California Healthline: Targeting Technology To Treat Senior Population
California faces a challenge as the number of seniors in the state and the costs to provide medical care for them continue to rise. With 6.4 million seniors -- including about 1.1 million who are eligible for both Medicaid and Medicare -- health officials are scrambling to provide care more effectively so existing money can be stretched to accommodate more heavy users of health care. One way to deliver more efficient health care is wider use of better technology, according to Scott Peifer, executive director of AgeTech California, a new, tech-minded organization designed to do just that (Gorn, 7/5).
Health News Florida: Doctors' Names Hijacked In Ads
Without their knowledge, Florida's largest insurer and scores of doctors, dentists and lawyers in the state were listed as advertisers on a controversial website promoted by an alleged scam artist who is now behind bars. The use of their names not only brought the promoter revenue but also made him look legitimate. The incident offers a cautionary tale about how today's Internet advertising practices can place professionals and corporations at risk of appearing to promote companies or causes that are controversial or even criminal (Gentry and Watts, 7/6).
The Lund Report: Regence Seeks Rate Hikes In Washington And Oregon In The Individual Market
Regence BlueCross BlueShield is after rate hikes in both Oregon and Washington for people who purchase their own coverage. A public hearing on a rate request impacting close to 53,000 Oregonians is scheduled for 3 p.m., July 30 in Salem. If approved, that 9.6 average increase would take effect in December.
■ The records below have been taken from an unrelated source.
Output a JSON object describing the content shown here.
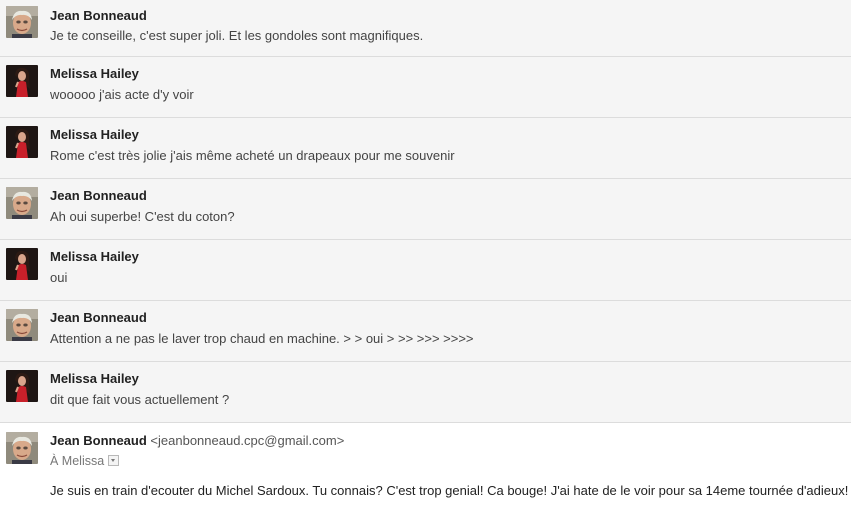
{
  "messages": [
    {
      "sender": "Jean Bonneaud",
      "avatar": "jean-avatar",
      "snippet": "Je te conseille, c'est super joli. Et les gondoles sont magnifiques."
    },
    {
      "sender": "Melissa Hailey",
      "avatar": "melissa-avatar",
      "snippet": "wooooo j'ais acte d'y voir"
    },
    {
      "sender": "Melissa Hailey",
      "avatar": "melissa-avatar",
      "snippet": "Rome c'est très jolie j'ais même acheté un drapeaux pour me souvenir"
    },
    {
      "sender": "Jean Bonneaud",
      "avatar": "jean-avatar",
      "snippet": "Ah oui superbe! C'est du coton?"
    },
    {
      "sender": "Melissa Hailey",
      "avatar": "melissa-avatar",
      "snippet": "oui"
    },
    {
      "sender": "Jean Bonneaud",
      "avatar": "jean-avatar",
      "snippet": "Attention a ne pas le laver trop chaud en machine. > > oui > >> >>> >>>>"
    },
    {
      "sender": "Melissa Hailey",
      "avatar": "melissa-avatar",
      "snippet": "dit que fait vous actuellement ?"
    }
  ],
  "expanded": {
    "sender": "Jean Bonneaud",
    "email": "<jeanbonneaud.cpc@gmail.com>",
    "to": "À Melissa",
    "body": "Je suis en train d'ecouter du Michel Sardoux. Tu connais? C'est trop genial! Ca bouge! J'ai hate de le voir pour sa 14eme tournée d'adieux!"
  }
}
Nearly 90,000 people in Washington could also end up seeing their costs increase by 14.7 percent on October 1 (Lund-Muzikant, 7/6).
The Lund Report: Oregon Insurers Increase Their Net Income Despite Membership Losses
For the second consecutive year, Oregon's seven domestic health insurers saw a decrease in their overall net income, but still found themselves on pace to achieve financial prosperity in 2012. At the end of March, there were 1,544,560 Oregonians insured through individual or group policies, down 24,399 -- by 1.6 percent -- compared to the same time last year, according to financial data released by the Oregon Insurance Division (Thomas, 7/5).